Frith Street Gallery will be closed on Friday 22, Saturday 23 and Friday 29 April. We will be open on Saturday 30 April.
Frith Street Gallery is pleased to present an exhibition of new video, photographic and sculptural works by Dorothy Cross.
Cross’s practice examines themes of personal history, cultural identity and the gap between the conscious and subconscious. Her work amalgamates found and constructed objects which are often inspired by her immediate surroundings of Ireland’s west coast. Debris tossed onto the beach by the Atlantic or plants and places with folkloric associations are manipulated to coax a strange poetry from the seemingly everyday.
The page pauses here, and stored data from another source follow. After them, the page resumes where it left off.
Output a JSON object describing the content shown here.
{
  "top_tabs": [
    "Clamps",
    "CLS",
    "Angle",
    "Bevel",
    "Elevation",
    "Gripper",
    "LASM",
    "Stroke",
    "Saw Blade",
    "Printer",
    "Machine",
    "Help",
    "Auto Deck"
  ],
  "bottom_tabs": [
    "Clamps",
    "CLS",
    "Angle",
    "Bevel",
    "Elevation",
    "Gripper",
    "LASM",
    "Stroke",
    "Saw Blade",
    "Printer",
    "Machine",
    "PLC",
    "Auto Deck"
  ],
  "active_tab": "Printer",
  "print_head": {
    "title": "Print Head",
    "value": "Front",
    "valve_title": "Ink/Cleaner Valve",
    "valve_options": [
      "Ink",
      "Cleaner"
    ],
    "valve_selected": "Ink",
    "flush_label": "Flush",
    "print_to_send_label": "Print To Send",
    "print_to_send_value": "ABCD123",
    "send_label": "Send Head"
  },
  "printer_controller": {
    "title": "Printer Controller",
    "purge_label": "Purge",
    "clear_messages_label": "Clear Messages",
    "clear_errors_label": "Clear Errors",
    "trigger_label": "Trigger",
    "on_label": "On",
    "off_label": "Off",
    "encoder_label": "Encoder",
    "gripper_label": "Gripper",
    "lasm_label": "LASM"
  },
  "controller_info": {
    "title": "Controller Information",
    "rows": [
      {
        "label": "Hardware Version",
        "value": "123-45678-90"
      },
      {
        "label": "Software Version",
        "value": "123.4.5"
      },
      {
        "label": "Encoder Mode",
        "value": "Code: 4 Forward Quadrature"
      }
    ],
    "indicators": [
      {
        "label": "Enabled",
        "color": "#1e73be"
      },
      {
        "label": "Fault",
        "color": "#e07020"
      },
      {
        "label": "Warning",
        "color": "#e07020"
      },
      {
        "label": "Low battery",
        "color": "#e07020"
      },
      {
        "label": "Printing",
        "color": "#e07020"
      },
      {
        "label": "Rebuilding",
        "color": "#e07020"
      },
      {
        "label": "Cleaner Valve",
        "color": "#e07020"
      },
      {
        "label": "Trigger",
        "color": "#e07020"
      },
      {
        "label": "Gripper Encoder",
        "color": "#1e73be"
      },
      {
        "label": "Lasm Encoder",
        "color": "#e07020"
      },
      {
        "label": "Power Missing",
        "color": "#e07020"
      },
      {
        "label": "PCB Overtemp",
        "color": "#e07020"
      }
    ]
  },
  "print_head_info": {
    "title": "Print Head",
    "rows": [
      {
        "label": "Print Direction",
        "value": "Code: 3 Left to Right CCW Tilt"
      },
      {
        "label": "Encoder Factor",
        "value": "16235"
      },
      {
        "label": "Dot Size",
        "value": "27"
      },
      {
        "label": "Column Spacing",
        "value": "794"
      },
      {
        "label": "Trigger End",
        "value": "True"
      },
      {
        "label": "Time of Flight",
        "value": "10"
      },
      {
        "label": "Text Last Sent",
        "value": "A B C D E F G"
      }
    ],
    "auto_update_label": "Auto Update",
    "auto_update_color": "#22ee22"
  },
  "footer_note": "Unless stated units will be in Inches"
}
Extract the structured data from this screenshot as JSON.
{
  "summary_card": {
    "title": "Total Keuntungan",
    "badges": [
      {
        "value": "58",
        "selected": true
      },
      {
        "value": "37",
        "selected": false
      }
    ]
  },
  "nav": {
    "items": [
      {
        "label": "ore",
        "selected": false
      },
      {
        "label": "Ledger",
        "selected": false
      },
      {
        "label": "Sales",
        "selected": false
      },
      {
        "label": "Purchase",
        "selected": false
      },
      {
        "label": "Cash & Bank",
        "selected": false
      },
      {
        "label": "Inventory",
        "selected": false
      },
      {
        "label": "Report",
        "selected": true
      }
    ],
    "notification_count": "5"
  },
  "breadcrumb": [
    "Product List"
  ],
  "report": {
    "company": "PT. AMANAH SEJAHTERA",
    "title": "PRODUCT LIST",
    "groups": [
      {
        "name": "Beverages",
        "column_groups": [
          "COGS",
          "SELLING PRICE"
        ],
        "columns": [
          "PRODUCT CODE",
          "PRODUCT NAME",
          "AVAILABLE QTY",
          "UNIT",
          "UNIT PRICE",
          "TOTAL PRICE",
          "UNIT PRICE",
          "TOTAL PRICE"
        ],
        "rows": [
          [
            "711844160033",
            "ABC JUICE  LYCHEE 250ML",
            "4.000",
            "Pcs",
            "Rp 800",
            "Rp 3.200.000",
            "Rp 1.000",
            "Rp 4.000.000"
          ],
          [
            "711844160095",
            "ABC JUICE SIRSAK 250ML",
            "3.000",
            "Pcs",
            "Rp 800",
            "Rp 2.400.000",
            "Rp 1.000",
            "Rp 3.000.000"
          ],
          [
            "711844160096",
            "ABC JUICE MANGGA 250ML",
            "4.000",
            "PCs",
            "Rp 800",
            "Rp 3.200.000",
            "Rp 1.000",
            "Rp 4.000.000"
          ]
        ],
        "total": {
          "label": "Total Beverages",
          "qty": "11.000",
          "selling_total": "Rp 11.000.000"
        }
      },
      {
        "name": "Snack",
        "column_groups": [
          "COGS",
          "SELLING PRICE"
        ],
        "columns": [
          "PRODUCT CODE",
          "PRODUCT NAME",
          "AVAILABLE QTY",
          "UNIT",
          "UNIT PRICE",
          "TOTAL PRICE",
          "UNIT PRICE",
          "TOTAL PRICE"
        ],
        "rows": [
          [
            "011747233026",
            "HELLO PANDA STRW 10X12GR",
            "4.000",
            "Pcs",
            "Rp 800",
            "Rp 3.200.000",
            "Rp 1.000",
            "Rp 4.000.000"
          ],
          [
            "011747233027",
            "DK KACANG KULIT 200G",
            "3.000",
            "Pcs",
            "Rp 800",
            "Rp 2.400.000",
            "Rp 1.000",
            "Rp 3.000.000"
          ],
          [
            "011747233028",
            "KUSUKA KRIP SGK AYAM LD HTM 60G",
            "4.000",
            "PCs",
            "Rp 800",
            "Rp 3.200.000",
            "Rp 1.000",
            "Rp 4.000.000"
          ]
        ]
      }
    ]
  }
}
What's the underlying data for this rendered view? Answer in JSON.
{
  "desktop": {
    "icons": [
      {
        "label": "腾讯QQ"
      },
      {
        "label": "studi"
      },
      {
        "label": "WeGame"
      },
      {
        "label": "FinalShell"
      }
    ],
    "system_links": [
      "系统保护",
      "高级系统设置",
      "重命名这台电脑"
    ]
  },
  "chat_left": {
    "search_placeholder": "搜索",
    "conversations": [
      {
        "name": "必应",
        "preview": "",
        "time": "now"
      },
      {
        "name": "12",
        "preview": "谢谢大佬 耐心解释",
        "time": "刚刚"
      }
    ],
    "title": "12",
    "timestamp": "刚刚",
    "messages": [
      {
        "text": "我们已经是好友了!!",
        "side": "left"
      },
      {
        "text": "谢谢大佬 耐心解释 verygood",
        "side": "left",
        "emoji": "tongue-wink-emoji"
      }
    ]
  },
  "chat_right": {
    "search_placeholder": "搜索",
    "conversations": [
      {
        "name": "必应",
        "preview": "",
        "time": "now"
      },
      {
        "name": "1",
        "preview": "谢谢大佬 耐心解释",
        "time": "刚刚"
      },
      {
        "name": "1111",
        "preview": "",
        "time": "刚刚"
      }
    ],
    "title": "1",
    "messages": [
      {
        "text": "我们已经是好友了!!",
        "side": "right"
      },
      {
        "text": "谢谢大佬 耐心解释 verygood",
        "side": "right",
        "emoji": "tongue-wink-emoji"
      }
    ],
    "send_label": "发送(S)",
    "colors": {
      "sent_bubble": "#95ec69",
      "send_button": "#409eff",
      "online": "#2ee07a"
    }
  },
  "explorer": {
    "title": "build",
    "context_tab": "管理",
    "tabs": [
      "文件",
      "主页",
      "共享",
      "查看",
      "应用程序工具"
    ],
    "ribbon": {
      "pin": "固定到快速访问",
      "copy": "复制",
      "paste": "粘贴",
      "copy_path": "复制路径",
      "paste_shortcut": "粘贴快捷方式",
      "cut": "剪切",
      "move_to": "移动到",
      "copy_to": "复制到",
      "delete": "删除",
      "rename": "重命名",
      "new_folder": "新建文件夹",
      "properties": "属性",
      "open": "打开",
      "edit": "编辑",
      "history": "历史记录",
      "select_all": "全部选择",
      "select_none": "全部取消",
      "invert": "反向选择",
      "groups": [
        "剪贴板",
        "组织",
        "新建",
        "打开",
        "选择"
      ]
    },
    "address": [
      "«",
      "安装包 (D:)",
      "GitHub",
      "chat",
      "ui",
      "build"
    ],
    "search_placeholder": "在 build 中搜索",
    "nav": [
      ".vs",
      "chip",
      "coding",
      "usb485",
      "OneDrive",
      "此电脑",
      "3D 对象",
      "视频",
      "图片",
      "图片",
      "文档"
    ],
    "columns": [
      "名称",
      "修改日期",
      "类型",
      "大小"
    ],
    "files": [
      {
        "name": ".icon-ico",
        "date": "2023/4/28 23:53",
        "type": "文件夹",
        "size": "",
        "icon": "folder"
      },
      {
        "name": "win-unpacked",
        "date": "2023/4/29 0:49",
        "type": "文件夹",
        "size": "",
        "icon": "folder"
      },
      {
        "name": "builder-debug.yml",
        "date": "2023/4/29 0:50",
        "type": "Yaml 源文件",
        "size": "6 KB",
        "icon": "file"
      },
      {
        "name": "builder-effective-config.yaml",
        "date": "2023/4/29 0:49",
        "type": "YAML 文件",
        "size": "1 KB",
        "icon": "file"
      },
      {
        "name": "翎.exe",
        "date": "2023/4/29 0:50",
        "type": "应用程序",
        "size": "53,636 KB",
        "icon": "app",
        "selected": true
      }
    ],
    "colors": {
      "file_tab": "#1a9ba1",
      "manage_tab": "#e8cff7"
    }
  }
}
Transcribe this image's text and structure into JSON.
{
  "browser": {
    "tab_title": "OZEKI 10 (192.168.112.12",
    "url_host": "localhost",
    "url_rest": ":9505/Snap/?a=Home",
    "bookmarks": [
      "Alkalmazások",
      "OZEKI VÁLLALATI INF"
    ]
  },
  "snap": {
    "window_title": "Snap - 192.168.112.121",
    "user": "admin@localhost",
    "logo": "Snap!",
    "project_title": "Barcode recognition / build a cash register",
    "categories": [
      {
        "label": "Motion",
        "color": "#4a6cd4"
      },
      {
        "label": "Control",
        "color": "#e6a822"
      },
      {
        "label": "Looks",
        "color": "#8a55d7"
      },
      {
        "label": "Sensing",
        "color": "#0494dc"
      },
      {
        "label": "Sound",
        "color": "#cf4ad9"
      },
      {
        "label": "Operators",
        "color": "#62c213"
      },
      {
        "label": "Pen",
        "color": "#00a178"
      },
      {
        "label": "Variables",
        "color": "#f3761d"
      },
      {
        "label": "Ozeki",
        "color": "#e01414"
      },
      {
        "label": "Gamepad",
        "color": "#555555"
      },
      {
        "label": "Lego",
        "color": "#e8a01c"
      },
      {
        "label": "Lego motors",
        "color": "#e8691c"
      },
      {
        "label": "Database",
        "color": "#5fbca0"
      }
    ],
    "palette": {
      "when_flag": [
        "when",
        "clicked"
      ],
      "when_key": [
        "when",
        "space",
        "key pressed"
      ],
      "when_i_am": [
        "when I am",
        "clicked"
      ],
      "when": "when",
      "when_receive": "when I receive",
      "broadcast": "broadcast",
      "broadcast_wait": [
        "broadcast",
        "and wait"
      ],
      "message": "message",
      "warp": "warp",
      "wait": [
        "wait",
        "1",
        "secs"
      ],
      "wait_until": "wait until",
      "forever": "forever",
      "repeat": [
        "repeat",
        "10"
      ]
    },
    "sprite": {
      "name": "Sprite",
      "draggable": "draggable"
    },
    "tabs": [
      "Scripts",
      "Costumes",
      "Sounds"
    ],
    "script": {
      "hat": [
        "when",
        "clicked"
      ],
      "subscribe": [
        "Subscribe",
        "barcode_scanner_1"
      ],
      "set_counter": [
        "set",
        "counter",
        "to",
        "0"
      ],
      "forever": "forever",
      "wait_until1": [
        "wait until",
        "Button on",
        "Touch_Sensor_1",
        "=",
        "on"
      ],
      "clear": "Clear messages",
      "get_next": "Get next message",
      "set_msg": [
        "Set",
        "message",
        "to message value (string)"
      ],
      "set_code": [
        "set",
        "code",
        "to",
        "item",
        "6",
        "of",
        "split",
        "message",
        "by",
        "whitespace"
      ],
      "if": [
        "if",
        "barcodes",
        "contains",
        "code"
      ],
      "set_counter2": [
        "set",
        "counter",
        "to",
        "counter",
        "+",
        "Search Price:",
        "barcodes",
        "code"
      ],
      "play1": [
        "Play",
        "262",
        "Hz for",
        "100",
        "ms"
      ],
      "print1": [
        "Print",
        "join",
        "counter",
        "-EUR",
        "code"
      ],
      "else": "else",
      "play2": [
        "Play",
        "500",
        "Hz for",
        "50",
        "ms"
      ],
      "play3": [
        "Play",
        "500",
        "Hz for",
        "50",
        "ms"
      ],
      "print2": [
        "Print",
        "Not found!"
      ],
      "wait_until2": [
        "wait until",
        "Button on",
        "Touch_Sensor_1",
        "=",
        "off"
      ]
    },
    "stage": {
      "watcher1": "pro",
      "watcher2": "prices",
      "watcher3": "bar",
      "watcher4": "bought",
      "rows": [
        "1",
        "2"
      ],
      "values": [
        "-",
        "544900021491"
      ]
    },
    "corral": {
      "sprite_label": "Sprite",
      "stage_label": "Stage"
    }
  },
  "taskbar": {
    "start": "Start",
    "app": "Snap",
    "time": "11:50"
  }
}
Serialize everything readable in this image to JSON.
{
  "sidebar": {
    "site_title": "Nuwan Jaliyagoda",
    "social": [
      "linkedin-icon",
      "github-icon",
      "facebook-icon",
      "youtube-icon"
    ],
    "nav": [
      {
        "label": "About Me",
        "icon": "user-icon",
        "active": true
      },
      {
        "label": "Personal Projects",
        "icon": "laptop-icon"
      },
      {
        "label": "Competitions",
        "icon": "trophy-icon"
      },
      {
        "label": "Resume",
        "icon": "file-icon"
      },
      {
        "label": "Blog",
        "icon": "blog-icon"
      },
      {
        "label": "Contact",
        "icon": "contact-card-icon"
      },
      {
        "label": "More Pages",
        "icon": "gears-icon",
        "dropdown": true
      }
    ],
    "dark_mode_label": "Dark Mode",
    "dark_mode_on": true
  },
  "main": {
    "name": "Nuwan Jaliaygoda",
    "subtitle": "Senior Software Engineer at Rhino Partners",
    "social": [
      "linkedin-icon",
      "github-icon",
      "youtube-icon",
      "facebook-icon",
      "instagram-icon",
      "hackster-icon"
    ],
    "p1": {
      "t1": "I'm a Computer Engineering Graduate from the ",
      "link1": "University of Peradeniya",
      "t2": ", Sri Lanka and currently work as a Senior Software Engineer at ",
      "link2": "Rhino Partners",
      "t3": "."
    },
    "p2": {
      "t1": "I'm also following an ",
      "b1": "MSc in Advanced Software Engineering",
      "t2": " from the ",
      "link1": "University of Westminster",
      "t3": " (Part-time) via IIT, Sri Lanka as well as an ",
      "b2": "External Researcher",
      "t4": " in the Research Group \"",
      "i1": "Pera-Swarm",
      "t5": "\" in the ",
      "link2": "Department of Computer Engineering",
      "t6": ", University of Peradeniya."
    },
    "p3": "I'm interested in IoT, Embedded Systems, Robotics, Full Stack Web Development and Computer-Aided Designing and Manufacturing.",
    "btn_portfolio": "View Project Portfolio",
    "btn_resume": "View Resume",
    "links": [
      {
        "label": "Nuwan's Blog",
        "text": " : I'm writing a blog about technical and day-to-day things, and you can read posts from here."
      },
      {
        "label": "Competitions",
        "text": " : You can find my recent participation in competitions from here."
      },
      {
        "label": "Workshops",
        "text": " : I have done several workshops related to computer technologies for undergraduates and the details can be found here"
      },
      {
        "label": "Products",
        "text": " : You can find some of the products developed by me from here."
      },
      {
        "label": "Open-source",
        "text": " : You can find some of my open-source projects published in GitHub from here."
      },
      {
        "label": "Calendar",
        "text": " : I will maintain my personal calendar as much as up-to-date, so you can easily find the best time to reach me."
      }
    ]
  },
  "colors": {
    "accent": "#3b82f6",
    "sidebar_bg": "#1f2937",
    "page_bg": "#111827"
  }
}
Cross sees much of this exhibition as being about aggregation or growth.Stalactite is a film of The Great Stalactite of Doolin Cave in County Clare which has grown over the course of one million years in its lonely and silent black chamber. In the film a boy soprano stands beneath this spectral object, singing non-verbal sounds in a curious juxtaposition of the paces of human and geological time. The Doolin Stalactite has also inspired the sculptural piece Earth which hangs from the gallery ceiling. This piece is composed of hundreds of bronze casts of human fingers pointing towards the ground.
Finger-tip Pearl and Tooth Pearl are on a completely different scale. These are tiny works, created by the formation of nacre around human bones. Made by Tahitian Black-Lipped Oysters these works are the results of a project to create pearls from the fingertips of a human hand. Only one finger bone was accepted by the oyster as well as one of the artist’s baby teeth. Here they are displayed in beautiful custom-made cabinets.
Footwear Skins is a series of bronzes which have been cast from assemblages of different kinds of skin: found rubber sea boots, fins and human feet. Their hybrid forms elegantly positions man back with in the natural world.